Welp. Yesterday was my birthday.
Again. *sigh*
The years seem to be going faster,
don't they?
I don't know how that works, but let me
assure you; it's a thing. As you age, time passes more
quickly, gravity actually gets heavier, and your bladder shrinks to
the size of a peanut. Before you know it, you wake up one
morning and you're thirty-effing-seven, droopy all over, and living
your whole life on the brink of wetting yourself. I'm sorry. That's just how it is.
There's nothing you can do about it.... unless you have lots and lots
of money... Ok. So there's nothing I can do about it.
Oh! And - as if being wrinkly, damp, and
nearly dead isn't insulting enough - people keep calling me “Ma'am”.
What the hell, you guys?! Ma'am??? Psssshhh! How rude is that?!
They might as well be calling me “you old bag". “Thank you
for shopping at Safeway, you old bag!” When the Starbucks barista says “Here
you go, Ma'am”, she's lucky I don't throw my steaming latte right
in her wrinkle-free face. I just cannot abide by being told so
politely that I'm old and haggard.
So I have a furrowed brow and flesh
like an old paper sack. So what?! This face, this hot mess, this
puckered mug - this is a freaking badge of honor.
My face tells the story of an incredible
life. It's like a diary, a journal I've kept since the day I was
born. My face can tell you everything about me...but you'll have to
read between the lines.
If you can read between the lines,
you'll see me squinting into the sun. This is what eyes look like
after they've watched a ball of fire rise over the Caribbean and set
over the Pacific, burn the morning mist off the Grand Canyon and
slink off to hide behind the Sierras. I've stood in the shadow of
pine trees and palm trees and giant oaks, dripping with moss, while
the rays of the sun etched these lines around my eyes, themselves
like little sunbursts, to remind me of the places I've been. These
wrinkles are a road map, plain and simple, to a world that has moved
me and shaped me.
Read between the lines and you'll practically hear
the sound of laughter. In the lines around my lips you'll see a
gazillion words have slipped by, good ones and bad ones and all the
ones in between. The upturned corners of my mouth tell their own
tales, in Spanish, while whispered prayers and belted-out love songs,
mercy and judgement, truth and lies, condemnation and grace, all
weave into the fabric of my face. It's all there - plus a divot in my
bottom lip, chewed away by years of worry. These are the deep creases
and soft folds of a mouth that speaks its mind, tells stories, shares
from the heart, and pouts mightily when it doesn't get its way. But
around these parts, the smile line reigns supreme, laughter is king,
funny trumps all – so says the valley that separates my cheek from
my nose. This mouth betrays my 37 years. It looks 40. I just know it.

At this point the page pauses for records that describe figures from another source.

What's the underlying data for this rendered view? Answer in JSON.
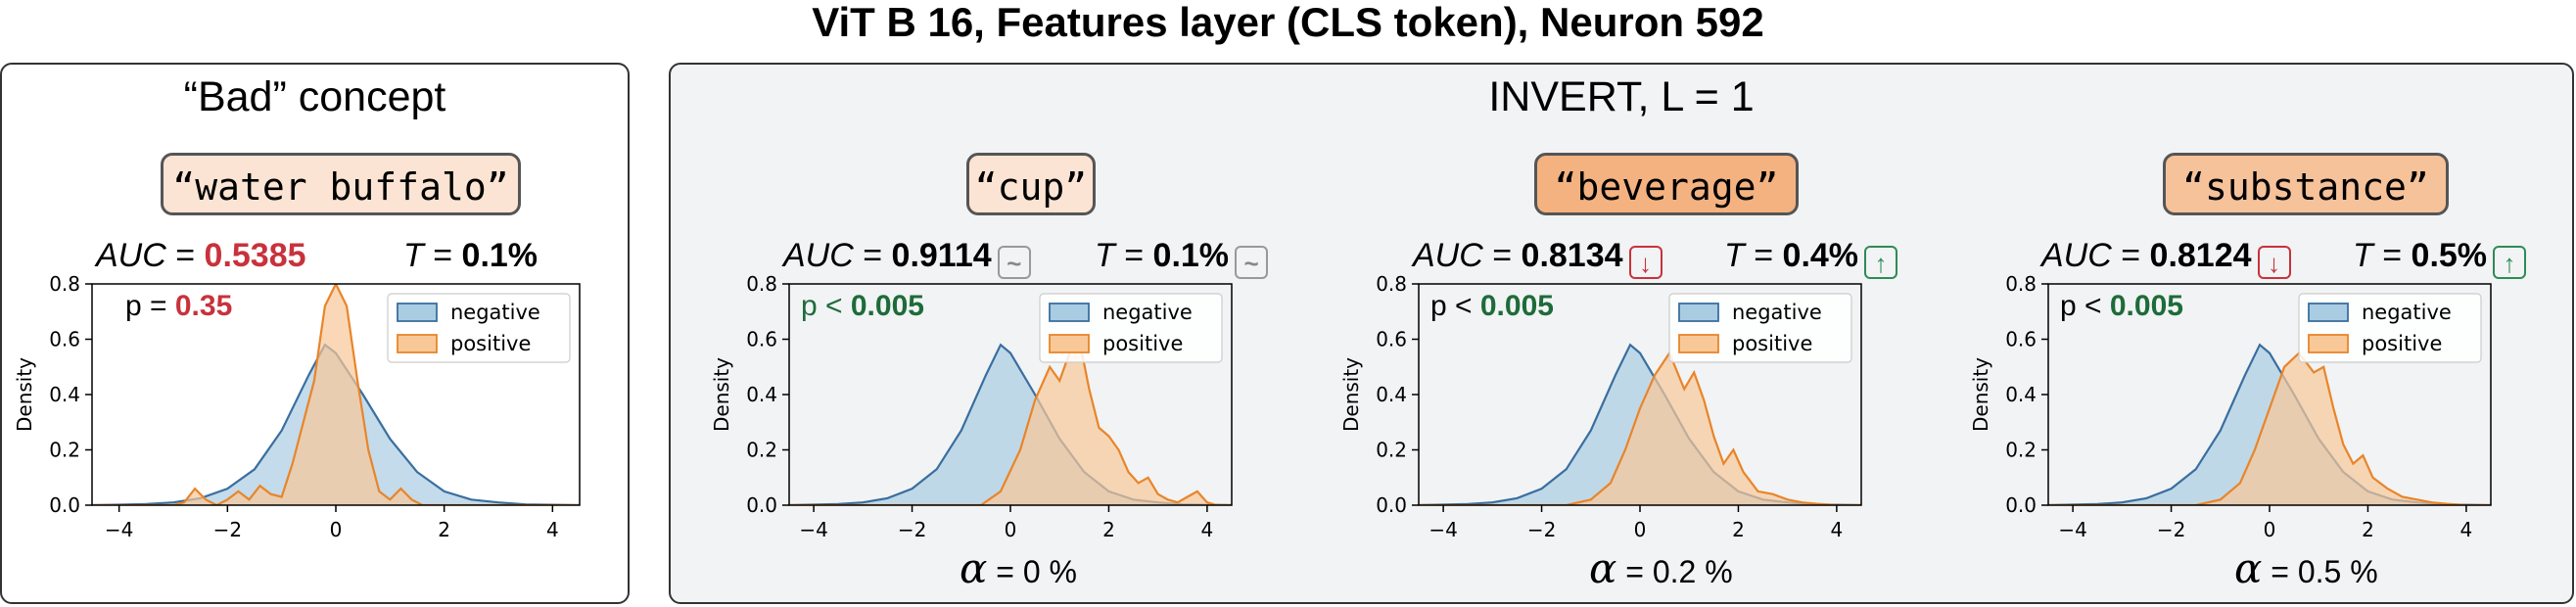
{
  "suptitle": "ViT B 16, Features layer (CLS token), Neuron 592",
  "bad_panel": {
    "title": "“Bad” concept",
    "concept": "“water buffalo”",
    "auc_label": "AUC",
    "auc_value": "0.5385",
    "t_label": "T",
    "t_value": "0.1%",
    "p_label": "p",
    "p_eq": "=",
    "p_value": "0.35"
  },
  "invert_panel": {
    "title": "INVERT, L = 1",
    "concepts": [
      {
        "concept": "“cup”",
        "auc_value": "0.9114",
        "auc_badge": "~",
        "t_value": "0.1%",
        "t_badge": "~",
        "p_cmp": "<",
        "p_value": "0.005",
        "alpha_value": "= 0 %"
      },
      {
        "concept": "“beverage”",
        "auc_value": "0.8134",
        "auc_badge": "↓",
        "t_value": "0.4%",
        "t_badge": "↑",
        "p_cmp": "<",
        "p_value": "0.005",
        "alpha_value": "= 0.2 %"
      },
      {
        "concept": "“substance”",
        "auc_value": "0.8124",
        "auc_badge": "↓",
        "t_value": "0.5%",
        "t_badge": "↑",
        "p_cmp": "<",
        "p_value": "0.005",
        "alpha_value": "= 0.5 %"
      }
    ]
  },
  "colors": {
    "negative_fill": "#a9cce3",
    "negative_line": "#3a6e9f",
    "positive_fill": "#f8c898",
    "positive_line": "#e8852a",
    "overlap": "#c8b3a0",
    "red": "#c8323c",
    "green": "#1e6b3a",
    "concept_light": "#fbe4d3",
    "concept_mid": "#f6c29a",
    "concept_strong": "#f4b281"
  },
  "chart_data": [
    {
      "type": "area",
      "ylabel": "Density",
      "xlim": [
        -4.5,
        4.5
      ],
      "ylim": [
        0,
        0.8
      ],
      "xticks": [
        -4,
        -2,
        0,
        2,
        4
      ],
      "xtick_labels": [
        "−4",
        "−2",
        "0",
        "2",
        "4"
      ],
      "yticks": [
        0.0,
        0.2,
        0.4,
        0.6,
        0.8
      ],
      "ytick_labels": [
        "0.0",
        "0.2",
        "0.4",
        "0.6",
        "0.8"
      ],
      "legend": [
        "negative",
        "positive"
      ],
      "legend_position": "upper right",
      "series": [
        {
          "name": "negative",
          "x": [
            -4.5,
            -3.5,
            -3,
            -2.5,
            -2,
            -1.5,
            -1,
            -0.5,
            -0.2,
            0,
            0.5,
            1,
            1.5,
            2,
            2.5,
            3,
            3.5,
            4.5
          ],
          "y": [
            0,
            0.004,
            0.01,
            0.025,
            0.06,
            0.13,
            0.27,
            0.47,
            0.58,
            0.55,
            0.4,
            0.24,
            0.12,
            0.05,
            0.02,
            0.01,
            0.003,
            0
          ]
        },
        {
          "name": "positive",
          "x": [
            -4.5,
            -3,
            -2.8,
            -2.6,
            -2.4,
            -2.2,
            -2,
            -1.8,
            -1.6,
            -1.4,
            -1.2,
            -1,
            -0.8,
            -0.6,
            -0.4,
            -0.2,
            0,
            0.2,
            0.4,
            0.6,
            0.8,
            1,
            1.2,
            1.4,
            1.6,
            2,
            4.5
          ],
          "y": [
            0,
            0,
            0.01,
            0.06,
            0.02,
            0,
            0.02,
            0.05,
            0.02,
            0.07,
            0.04,
            0.03,
            0.15,
            0.3,
            0.45,
            0.72,
            0.8,
            0.72,
            0.45,
            0.2,
            0.05,
            0.02,
            0.06,
            0.02,
            0.0,
            0,
            0
          ]
        }
      ]
    },
    {
      "type": "area",
      "ylabel": "Density",
      "xlim": [
        -4.5,
        4.5
      ],
      "ylim": [
        0,
        0.8
      ],
      "xticks": [
        -4,
        -2,
        0,
        2,
        4
      ],
      "xtick_labels": [
        "−4",
        "−2",
        "0",
        "2",
        "4"
      ],
      "yticks": [
        0.0,
        0.2,
        0.4,
        0.6,
        0.8
      ],
      "ytick_labels": [
        "0.0",
        "0.2",
        "0.4",
        "0.6",
        "0.8"
      ],
      "legend": [
        "negative",
        "positive"
      ],
      "legend_position": "upper right",
      "series": [
        {
          "name": "negative",
          "x": [
            -4.5,
            -3.5,
            -3,
            -2.5,
            -2,
            -1.5,
            -1,
            -0.5,
            -0.2,
            0,
            0.5,
            1,
            1.5,
            2,
            2.5,
            3,
            3.5,
            4.5
          ],
          "y": [
            0,
            0.004,
            0.01,
            0.025,
            0.06,
            0.13,
            0.27,
            0.47,
            0.58,
            0.55,
            0.4,
            0.24,
            0.12,
            0.05,
            0.02,
            0.01,
            0.003,
            0
          ]
        },
        {
          "name": "positive",
          "x": [
            -4.5,
            -0.6,
            -0.2,
            0.2,
            0.5,
            0.8,
            1.0,
            1.2,
            1.4,
            1.6,
            1.8,
            2.0,
            2.2,
            2.4,
            2.6,
            2.8,
            3.0,
            3.2,
            3.4,
            3.6,
            3.8,
            4.0,
            4.2,
            4.5
          ],
          "y": [
            0,
            0,
            0.05,
            0.2,
            0.38,
            0.5,
            0.45,
            0.55,
            0.6,
            0.42,
            0.28,
            0.25,
            0.2,
            0.12,
            0.08,
            0.1,
            0.04,
            0.02,
            0.01,
            0.03,
            0.05,
            0.01,
            0,
            0
          ]
        }
      ]
    },
    {
      "type": "area",
      "ylabel": "Density",
      "xlim": [
        -4.5,
        4.5
      ],
      "ylim": [
        0,
        0.8
      ],
      "xticks": [
        -4,
        -2,
        0,
        2,
        4
      ],
      "xtick_labels": [
        "−4",
        "−2",
        "0",
        "2",
        "4"
      ],
      "yticks": [
        0.0,
        0.2,
        0.4,
        0.6,
        0.8
      ],
      "ytick_labels": [
        "0.0",
        "0.2",
        "0.4",
        "0.6",
        "0.8"
      ],
      "legend": [
        "negative",
        "positive"
      ],
      "legend_position": "upper right",
      "series": [
        {
          "name": "negative",
          "x": [
            -4.5,
            -3.5,
            -3,
            -2.5,
            -2,
            -1.5,
            -1,
            -0.5,
            -0.2,
            0,
            0.5,
            1,
            1.5,
            2,
            2.5,
            3,
            3.5,
            4.5
          ],
          "y": [
            0,
            0.004,
            0.01,
            0.025,
            0.06,
            0.13,
            0.27,
            0.47,
            0.58,
            0.55,
            0.4,
            0.24,
            0.12,
            0.05,
            0.02,
            0.01,
            0.003,
            0
          ]
        },
        {
          "name": "positive",
          "x": [
            -4.5,
            -1.5,
            -1,
            -0.6,
            -0.3,
            0,
            0.3,
            0.6,
            0.9,
            1.1,
            1.3,
            1.5,
            1.7,
            1.9,
            2.1,
            2.4,
            2.7,
            3.0,
            3.3,
            3.6,
            4.0,
            4.5
          ],
          "y": [
            0,
            0,
            0.02,
            0.08,
            0.2,
            0.35,
            0.47,
            0.55,
            0.42,
            0.48,
            0.38,
            0.25,
            0.15,
            0.2,
            0.12,
            0.05,
            0.04,
            0.02,
            0.01,
            0.005,
            0,
            0
          ]
        }
      ]
    },
    {
      "type": "area",
      "ylabel": "Density",
      "xlim": [
        -4.5,
        4.5
      ],
      "ylim": [
        0,
        0.8
      ],
      "xticks": [
        -4,
        -2,
        0,
        2,
        4
      ],
      "xtick_labels": [
        "−4",
        "−2",
        "0",
        "2",
        "4"
      ],
      "yticks": [
        0.0,
        0.2,
        0.4,
        0.6,
        0.8
      ],
      "ytick_labels": [
        "0.0",
        "0.2",
        "0.4",
        "0.6",
        "0.8"
      ],
      "legend": [
        "negative",
        "positive"
      ],
      "legend_position": "upper right",
      "series": [
        {
          "name": "negative",
          "x": [
            -4.5,
            -3.5,
            -3,
            -2.5,
            -2,
            -1.5,
            -1,
            -0.5,
            -0.2,
            0,
            0.5,
            1,
            1.5,
            2,
            2.5,
            3,
            3.5,
            4.5
          ],
          "y": [
            0,
            0.004,
            0.01,
            0.025,
            0.06,
            0.13,
            0.27,
            0.47,
            0.58,
            0.55,
            0.4,
            0.24,
            0.12,
            0.05,
            0.02,
            0.01,
            0.003,
            0
          ]
        },
        {
          "name": "positive",
          "x": [
            -4.5,
            -1.5,
            -1,
            -0.6,
            -0.3,
            0,
            0.3,
            0.6,
            0.9,
            1.1,
            1.3,
            1.5,
            1.7,
            1.9,
            2.1,
            2.4,
            2.7,
            3.0,
            3.3,
            3.6,
            4.0,
            4.5
          ],
          "y": [
            0,
            0,
            0.02,
            0.08,
            0.2,
            0.35,
            0.5,
            0.55,
            0.48,
            0.5,
            0.35,
            0.22,
            0.15,
            0.18,
            0.1,
            0.06,
            0.03,
            0.02,
            0.01,
            0.005,
            0,
            0
          ]
        }
      ]
    }
  ]
}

If you read between the lines,
you'll find this heavily furrowed brow is the mark of a marriage
fought and died for. It's the deepest line on my face, for good
reason; To die to yourself is the hardest and greatest of life's
lessons – and selfishness deserves a gravestone. I carry mine right
between my eyes. It's not a wrinkle, it's a scar, a reminder of
my own woundedness. And it makes me look pissed, but I'm not. When people
ask me what's wrong (And they do. All the time.), I want to say,
“Nothing. This is just what happens when your internal battle leaks
onto your face.”
If you'll read between the lines, you'll
see how these rolling waves across my forehead are the flagship
of motherhood; each wavy line dug in by the surprises brought by
maternity. “How did you pee that far?” “Who poured honey on the
dog?” “Why is the toaster in the dryer?” I know it's not ok to
scream “WHAT WERE YOU THINKING?!?!” twenty times a day, so my
creased and wrinkled forehead says it for me. This raised eyebrow
conveys a myriad of emotions, all useful in propelling boys toward
manhood. I'm confident that of all the good reasons I've given them,
this cocked brow will surely be the thing that sends my kids to
therapy. ...Yes. It's that good.
If you read between the lines, you'll see I'm 37.
Older than Jesus.
And I'm okay with it.
This shrunken face, and tiny bladder,
and droopy everything are just part of life. This is my body, broken
for... just kidding. But when I think about what it would take to
make it to 37 wrinkle free, I can see that I would have forsaken all
of the things that have made my life great.
So here's to another year, well lived
under the sun! Here's to the trials that shuffle our brows and
scrunch up our noses! Here's to the joys that get us grinning from
ear to ear and laughing til our cheeks hurts! Here's to life! And
here's to owning our old and haggard faces!!!
Happy Birthday to me. I'm old-ish and
I'm pretty much cool with it.
But. If you call me “Ma'am”, I
might offer you three fingers and ask you to read between the lines.
.... .... .....
How old are you? What can your lines tell us?